I know you can't believe everything you read, but I thought I saw some
metrics about when a table's size exceeds some fraction of available
RAM, or when it approaches 100mm rows, it's a big candidate for
partitioning.
Do you have a natural partitioning key? That is, is there a column
(or expression) which occurs as a selective component in the where
clause of almost all of your most io consuming SQL and DML? If so,
you might benefit from partitioning on it. (But in that case, you
might be able to get most of the benefits of partitioning, without the
headaches of it, just by revamping your indexes to include that
column/expression as their leading field).
If you don't have a good candidate partitioning key, then partitioning
will almost surely make things worse.
The table is a "detail table" to its master records. That is, it's like
an order-details table where it will have a 1-n rows joined to the
master ("order") table on the order-id. So I can partition it based on
the order number pretty easily (which is a bigint, btw).
If so, and I can afford some downtime, is dumping the table via
pg_dump and then loading it back in the best way to do this?
To do efficient bulk loading into a partitioned table, you need to
specifically target each partition, rather than targeting with a
trigger. That pretty much rules out pg_dump, AFAIK, unless you are
going to parse the dump file(s) and rewrite them.
Should I run a cluster or vacuum full after all is done?
Probably not. If a cluster after the partitioning would be
beneficial, there would be a pretty good chance you could do a cluster
*instead* of the partitioning and get the same benefit.
I did try clustering the table on the PK (which is actually 4 columns),
and it appeared to help a bit. I was hoping partitioning was going to
help me even more.
If you do some massive deletes from the parent table as part of
populating the children, then a vacuum full of the parent could be
useful. But if you dump the parent table, truncate it, and reload it
as partitioned tables, then vacuum full would probably not be useful.

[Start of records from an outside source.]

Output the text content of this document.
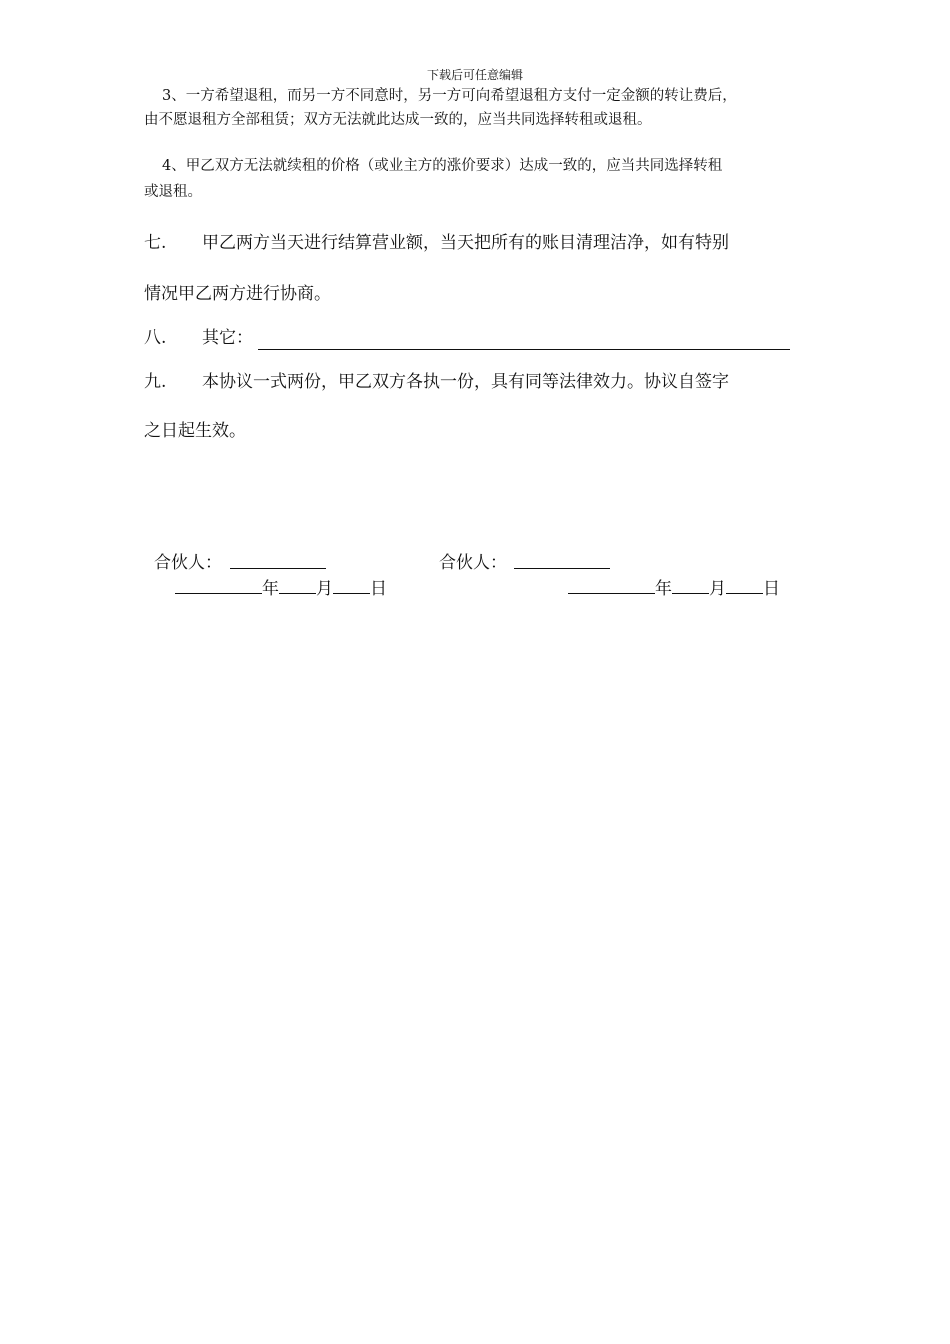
下载后可任意编辑
3、一方希望退租，而另一方不同意时，另一方可向希望退租方支付一定金额的转让费后，
由不愿退租方全部租赁；双方无法就此达成一致的，应当共同选择转租或退租。
4、甲乙双方无法就续租的价格（或业主方的涨价要求）达成一致的，应当共同选择转租
或退租。
七. 甲乙两方当天进行结算营业额，当天把所有的账目清理洁净，如有特别
情况甲乙两方进行协商。
八. 其它：
九. 本协议一式两份，甲乙双方各执一份，具有同等法律效力。协议自签字
之日起生效。
合伙人：	合伙人：
年 月 日	年 月 日
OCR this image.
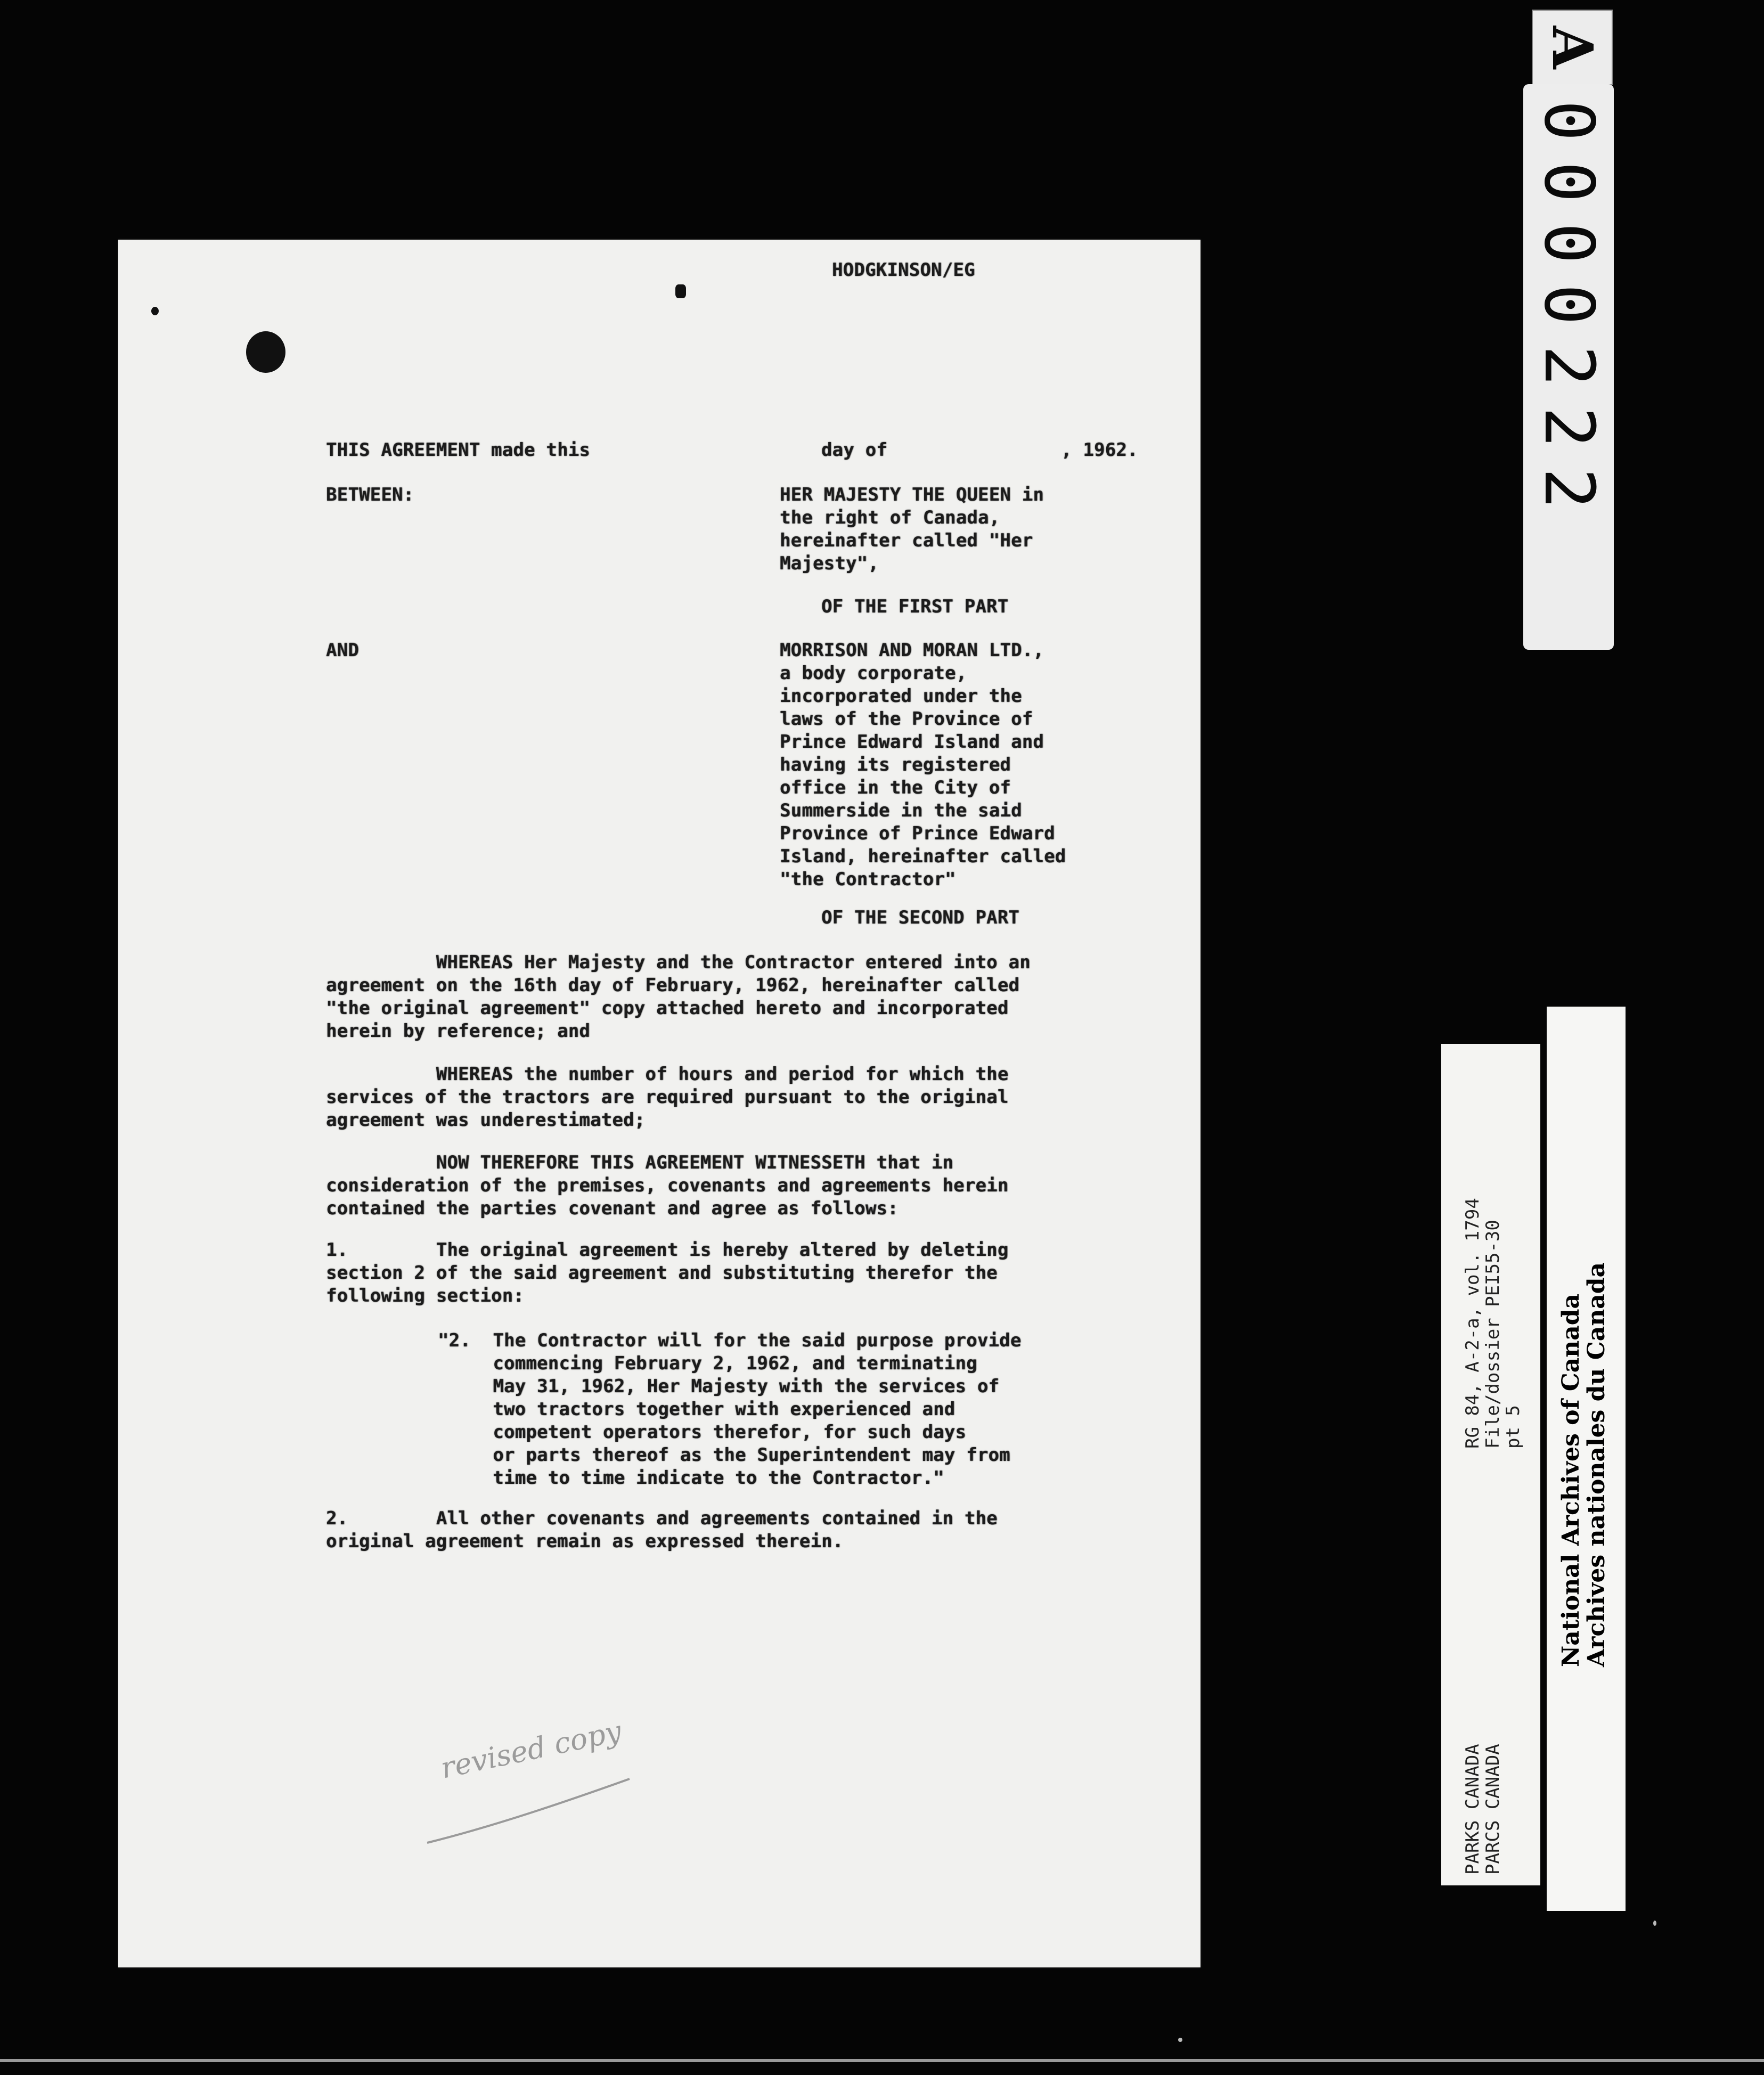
HODGKINSON/EG

THIS AGREEMENT made this	day of	, 1962.

BETWEEN:	HER MAJESTY THE QUEEN in

the right of Canada,

hereinafter called "Her

Majesty",

OF THE FIRST PART

AND	MORRISON AND MORAN LTD.,

a body corporate,

incorporated under the

laws of the Province of

Prince Edward Island and

having its registered

office in the City of

Summerside in the said

Province of Prince Edward

Island, hereinafter called

"the Contractor"

OF THE SECOND PART

WHEREAS Her Majesty and the Contractor entered into an

agreement on the 16th day of February, 1962, hereinafter called

"the original agreement" copy attached hereto and incorporated

herein by reference; and

WHEREAS the number of hours and period for which the

services of the tractors are required pursuant to the original

agreement was underestimated;

NOW THEREFORE THIS AGREEMENT WITNESSETH that in

consideration of the premises, covenants and agreements herein

contained the parties covenant and agree as follows:

1.        The original agreement is hereby altered by deleting

section 2 of the said agreement and substituting therefor the

following section:

"2.  The Contractor will for the said purpose provide

commencing February 2, 1962, and terminating

May 31, 1962, Her Majesty with the services of

two tractors together with experienced and

competent operators therefor, for such days

or parts thereof as the Superintendent may from

time to time indicate to the Contractor."

2.        All other covenants and agreements contained in the

original agreement remain as expressed therein.

revised copy
A
0000222
RG 84, A-2-a, vol. 1794
File/dossier PEI55-30
pt 5
PARKS CANADA
PARCS CANADA
National Archives of Canada
Archives nationales du Canada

Really, you need to identify your most resource-intensive queries
before you can make any reasonable decisions.
Is there a major benefit if I can upgrade to 9.2.x in some way
that I haven't realized?
If you have specific queries that are misoptimized and so are
generating more IO than they need to, then upgrading could help. On
the other hand, it could also make things worse, if a currently well
optimized query becomes worse.
Is there some new feature or optimization you're thinking about with
this comment? If so, could you please just send me a link and/or
feature name and I'll google it myself?
But, instrumentation has improved in 9.2 from 9.0, so upgrading would
make it easier to figure out just which queries are really bad and
have the most opportunity for improvement. A little well informed
optimization might obviate the need for either partitioning or more
hard drives.
This is interesting too. I obviously would like the best available
options to tune the database and the application. Is this detailed in
the release notes somewhere, and what tools could I use to take
advantage of this? (Are there new/improved details included in the
EXPLAIN statement or something?)
Finally, if anyone has any comments about my settings listed above
that might help improve performance, I thank you in advance.
Your default statistics target seemed low. Without knowing the nature
of your most resource intensive queries or how much memory tomcat is
using, it is hard to say more.
Tomcat uses 4G of RAM, plus we have nginx in front using a little and
some other, smaller services running on the server in addition to the
usual Linux gamut of processes.
Cheers,
Jeff